The future is unlikely to ever shake the doubts thrown in its path by the economy. At times, the economy is stable and predictions are easier. But the country, and perhaps the world, is entering a period of increasing economic doubt. Will these Medicaid figures hold up in the coming years?
"You can’t forecast that with real precision," John Holahan, one of the paper’s authors, tells State Health Watch. "Now hitting the Medicaid program is what is coming out at the end of a boom. . . . If it slows, more people will be eligible and we’ll get more enrollment and states will be under budget pressures. What will they do? They may not have revenues to keep up. We may see states constraining enrollment; eligibility thresholds could be constrained."
In this scenario, Mr. Holahan adds, "Health care inflation is going up, enrollment is going up, with a big hit from prescription drug costs. It could hit the Medicaid program pretty hard."
States will continue to use upper payment limit arrangements to draw down more federal funds, according to the Kaiser Commission. "As states seek new revenues from all sources, the Medicaid program has been identified as a way to obtain additional federal funds to replace state matching funds. While Congress has curbed the practice, states are allowed some continued use of this financing tool. The current economic slowdown is likely to encourage states to use these and similar mechanisms for more revenue."

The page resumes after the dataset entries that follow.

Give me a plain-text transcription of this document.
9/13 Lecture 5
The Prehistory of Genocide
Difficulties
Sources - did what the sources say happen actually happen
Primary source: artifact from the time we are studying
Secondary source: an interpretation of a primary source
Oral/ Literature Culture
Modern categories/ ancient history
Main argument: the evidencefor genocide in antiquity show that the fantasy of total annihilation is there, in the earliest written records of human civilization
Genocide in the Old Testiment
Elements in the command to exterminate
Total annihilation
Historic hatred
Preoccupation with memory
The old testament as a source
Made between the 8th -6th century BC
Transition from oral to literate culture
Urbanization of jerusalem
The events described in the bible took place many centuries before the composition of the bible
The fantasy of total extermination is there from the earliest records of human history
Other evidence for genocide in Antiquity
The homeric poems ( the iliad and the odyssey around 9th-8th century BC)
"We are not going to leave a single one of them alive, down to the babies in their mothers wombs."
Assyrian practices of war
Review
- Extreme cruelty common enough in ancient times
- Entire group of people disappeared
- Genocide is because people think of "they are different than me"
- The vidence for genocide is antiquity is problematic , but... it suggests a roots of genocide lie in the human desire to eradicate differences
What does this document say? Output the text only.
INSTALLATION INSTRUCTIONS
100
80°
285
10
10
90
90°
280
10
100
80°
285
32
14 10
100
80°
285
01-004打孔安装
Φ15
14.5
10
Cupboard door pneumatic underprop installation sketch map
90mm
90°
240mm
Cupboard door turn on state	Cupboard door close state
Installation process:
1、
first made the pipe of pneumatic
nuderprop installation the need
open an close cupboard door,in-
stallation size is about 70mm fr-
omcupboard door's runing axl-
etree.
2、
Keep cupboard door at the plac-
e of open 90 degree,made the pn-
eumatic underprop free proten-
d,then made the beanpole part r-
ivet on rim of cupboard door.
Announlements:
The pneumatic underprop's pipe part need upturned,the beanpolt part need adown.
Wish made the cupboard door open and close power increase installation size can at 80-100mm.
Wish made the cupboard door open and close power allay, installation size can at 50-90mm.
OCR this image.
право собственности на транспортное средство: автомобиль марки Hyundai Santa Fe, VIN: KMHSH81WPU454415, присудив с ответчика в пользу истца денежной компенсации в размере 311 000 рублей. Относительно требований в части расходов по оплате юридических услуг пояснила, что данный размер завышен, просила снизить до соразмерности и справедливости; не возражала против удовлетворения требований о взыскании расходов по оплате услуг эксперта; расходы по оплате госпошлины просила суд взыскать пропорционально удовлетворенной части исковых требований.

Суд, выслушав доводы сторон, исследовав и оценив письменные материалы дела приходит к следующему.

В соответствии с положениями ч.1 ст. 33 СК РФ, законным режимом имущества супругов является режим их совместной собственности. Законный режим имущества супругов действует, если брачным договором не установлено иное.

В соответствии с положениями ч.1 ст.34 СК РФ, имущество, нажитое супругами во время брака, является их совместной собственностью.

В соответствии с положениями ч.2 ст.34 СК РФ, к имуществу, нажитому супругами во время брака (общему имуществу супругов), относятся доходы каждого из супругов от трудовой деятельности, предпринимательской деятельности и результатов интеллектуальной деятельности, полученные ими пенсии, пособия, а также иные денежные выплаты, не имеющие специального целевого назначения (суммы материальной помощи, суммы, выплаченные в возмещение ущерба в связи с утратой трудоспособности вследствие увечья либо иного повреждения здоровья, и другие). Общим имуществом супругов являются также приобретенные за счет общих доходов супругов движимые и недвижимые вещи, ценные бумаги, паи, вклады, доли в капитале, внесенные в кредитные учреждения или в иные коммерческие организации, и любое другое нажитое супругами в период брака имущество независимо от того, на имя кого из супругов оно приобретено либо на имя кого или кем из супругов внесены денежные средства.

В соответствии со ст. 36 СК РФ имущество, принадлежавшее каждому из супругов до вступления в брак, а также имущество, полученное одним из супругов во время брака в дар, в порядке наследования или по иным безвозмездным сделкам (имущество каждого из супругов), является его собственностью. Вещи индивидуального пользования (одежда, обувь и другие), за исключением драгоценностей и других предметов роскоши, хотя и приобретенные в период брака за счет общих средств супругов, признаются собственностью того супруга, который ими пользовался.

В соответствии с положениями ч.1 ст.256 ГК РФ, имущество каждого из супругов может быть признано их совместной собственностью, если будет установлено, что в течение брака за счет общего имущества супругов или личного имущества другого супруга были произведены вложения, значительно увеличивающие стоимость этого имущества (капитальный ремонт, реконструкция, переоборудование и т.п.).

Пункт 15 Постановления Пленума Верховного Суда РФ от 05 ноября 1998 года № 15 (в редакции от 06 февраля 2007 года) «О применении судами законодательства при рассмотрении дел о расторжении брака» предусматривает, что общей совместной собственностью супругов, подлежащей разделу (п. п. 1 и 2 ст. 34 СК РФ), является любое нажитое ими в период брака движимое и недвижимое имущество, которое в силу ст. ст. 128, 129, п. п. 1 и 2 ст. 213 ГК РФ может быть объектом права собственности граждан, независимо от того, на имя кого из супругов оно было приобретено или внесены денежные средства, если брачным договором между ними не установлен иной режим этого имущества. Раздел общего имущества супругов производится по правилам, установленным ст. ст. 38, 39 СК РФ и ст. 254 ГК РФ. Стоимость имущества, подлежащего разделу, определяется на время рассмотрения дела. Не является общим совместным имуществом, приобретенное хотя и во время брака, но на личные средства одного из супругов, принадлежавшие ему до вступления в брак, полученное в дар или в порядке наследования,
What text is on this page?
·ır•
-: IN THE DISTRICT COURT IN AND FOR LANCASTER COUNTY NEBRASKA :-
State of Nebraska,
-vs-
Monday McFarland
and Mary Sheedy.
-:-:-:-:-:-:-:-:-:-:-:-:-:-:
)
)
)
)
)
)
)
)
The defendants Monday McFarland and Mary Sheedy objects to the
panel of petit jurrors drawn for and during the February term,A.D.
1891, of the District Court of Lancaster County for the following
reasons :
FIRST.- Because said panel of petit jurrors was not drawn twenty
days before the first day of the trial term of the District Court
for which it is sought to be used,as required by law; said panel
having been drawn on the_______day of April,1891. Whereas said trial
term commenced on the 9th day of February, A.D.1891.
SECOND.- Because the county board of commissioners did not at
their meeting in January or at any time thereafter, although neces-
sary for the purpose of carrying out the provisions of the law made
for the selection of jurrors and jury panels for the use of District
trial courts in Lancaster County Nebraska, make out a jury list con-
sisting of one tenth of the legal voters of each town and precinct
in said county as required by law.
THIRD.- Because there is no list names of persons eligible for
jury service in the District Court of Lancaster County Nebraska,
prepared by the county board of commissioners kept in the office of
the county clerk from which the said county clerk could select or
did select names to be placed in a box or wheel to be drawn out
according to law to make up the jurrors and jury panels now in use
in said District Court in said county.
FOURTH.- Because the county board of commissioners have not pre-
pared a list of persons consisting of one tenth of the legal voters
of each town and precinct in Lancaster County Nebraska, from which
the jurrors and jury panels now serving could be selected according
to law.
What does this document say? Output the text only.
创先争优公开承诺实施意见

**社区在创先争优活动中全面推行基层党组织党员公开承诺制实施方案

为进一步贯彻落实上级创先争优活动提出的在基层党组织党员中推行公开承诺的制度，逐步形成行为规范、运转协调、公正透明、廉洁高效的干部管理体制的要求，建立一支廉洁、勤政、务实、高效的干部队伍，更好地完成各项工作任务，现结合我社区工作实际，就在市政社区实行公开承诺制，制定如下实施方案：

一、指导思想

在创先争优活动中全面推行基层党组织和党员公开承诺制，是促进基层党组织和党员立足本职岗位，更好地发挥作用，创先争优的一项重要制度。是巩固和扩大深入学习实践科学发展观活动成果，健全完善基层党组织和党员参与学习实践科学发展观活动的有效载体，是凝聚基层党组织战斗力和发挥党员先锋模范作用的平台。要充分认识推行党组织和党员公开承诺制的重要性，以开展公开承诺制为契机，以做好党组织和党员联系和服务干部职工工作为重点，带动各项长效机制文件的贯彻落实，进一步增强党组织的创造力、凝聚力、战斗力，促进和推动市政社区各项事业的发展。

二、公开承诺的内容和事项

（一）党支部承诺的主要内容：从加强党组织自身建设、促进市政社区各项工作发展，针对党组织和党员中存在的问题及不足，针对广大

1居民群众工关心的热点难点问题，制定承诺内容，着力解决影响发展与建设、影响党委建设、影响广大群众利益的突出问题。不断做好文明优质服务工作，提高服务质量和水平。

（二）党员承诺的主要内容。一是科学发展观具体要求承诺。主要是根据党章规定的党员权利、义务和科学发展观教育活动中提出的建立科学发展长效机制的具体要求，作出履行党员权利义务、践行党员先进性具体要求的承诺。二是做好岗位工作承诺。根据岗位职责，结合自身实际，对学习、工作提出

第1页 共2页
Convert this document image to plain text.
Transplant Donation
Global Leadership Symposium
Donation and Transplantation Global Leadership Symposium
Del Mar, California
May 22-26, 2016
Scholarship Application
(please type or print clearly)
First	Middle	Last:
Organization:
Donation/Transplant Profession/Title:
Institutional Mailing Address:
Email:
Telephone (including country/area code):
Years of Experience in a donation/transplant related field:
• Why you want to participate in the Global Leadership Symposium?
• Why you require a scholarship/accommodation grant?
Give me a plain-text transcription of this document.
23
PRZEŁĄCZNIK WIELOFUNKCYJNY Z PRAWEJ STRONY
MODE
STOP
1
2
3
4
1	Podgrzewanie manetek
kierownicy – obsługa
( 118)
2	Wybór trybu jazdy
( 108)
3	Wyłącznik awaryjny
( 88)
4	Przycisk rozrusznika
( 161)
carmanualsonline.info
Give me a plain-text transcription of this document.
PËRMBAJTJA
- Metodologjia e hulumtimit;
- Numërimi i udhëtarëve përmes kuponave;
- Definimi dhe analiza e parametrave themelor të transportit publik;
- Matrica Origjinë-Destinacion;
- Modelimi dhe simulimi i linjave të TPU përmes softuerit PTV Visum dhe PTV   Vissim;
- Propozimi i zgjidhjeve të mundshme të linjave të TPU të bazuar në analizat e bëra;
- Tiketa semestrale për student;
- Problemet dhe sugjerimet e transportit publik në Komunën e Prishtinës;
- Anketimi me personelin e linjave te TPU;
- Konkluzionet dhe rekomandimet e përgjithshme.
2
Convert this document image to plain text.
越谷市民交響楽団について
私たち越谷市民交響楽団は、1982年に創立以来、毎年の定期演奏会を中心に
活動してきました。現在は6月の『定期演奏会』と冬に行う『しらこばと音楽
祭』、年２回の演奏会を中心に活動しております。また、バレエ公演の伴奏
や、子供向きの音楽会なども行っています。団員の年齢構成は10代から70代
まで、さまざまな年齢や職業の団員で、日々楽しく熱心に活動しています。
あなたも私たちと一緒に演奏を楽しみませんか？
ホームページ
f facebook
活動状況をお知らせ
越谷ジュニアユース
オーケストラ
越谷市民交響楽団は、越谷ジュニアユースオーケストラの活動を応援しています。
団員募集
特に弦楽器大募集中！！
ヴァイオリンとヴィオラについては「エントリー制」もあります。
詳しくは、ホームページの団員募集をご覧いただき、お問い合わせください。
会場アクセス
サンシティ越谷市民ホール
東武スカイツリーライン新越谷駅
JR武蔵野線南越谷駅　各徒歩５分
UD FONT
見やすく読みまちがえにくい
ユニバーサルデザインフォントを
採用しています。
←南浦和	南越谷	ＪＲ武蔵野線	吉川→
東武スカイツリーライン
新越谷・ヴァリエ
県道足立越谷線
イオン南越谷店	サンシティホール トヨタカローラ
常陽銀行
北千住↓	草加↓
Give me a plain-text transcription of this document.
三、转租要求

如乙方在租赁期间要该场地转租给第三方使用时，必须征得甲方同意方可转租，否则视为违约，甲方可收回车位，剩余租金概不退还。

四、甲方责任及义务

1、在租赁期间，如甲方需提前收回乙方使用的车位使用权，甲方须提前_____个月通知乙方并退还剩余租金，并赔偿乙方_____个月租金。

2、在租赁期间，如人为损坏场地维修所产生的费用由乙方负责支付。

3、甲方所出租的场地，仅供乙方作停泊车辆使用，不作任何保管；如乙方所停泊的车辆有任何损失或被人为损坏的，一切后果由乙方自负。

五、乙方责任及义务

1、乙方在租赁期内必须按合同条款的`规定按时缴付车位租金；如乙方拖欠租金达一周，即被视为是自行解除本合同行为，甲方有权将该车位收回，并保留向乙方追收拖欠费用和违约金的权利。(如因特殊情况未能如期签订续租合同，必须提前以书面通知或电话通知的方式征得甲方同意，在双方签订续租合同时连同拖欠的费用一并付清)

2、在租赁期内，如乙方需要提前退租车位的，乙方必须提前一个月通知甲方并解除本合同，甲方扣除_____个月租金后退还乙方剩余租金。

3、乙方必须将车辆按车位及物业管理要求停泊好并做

Turning Point, a project by the National Association of County and City Health Officials in Washington, DC, has set its sights higher than the next two or three years as it seeks to make fundamental changes in a health care and policy-making system that it sees as having gone off course. The future to Turning Point participants is one in which integrates as much input into the public’s health as possible. Because the public and many policy-makers do not understand the current health care system, Turning Point contends the current system has fallen into what its officials call "a state of chronic financial neglect" and cannot protect Americans from major causes of death and disease. To change this pattern of neglect and illness, state and federal health policy need to include more and more input from all corners of society, Turning Point officials say.
"We need to know more across communities, not just states," Vincent Lafronza, Turning Point National Program office director, tells SHW. "How do people go about assessing and monitoring and reporting collaboratively, and move away from just tracking diseases?"
The public health care system’s future for Turning Point (for more information about the project, go to www.naccho.org/project30.cfm) is a place in which more voices affect policy than are currently allowed.
"The most important theme of this kind of work, and other national movements, is seeing the return of civic engagement as opposed to looking at disease-based models of institutional work," Mr. Lafronza says.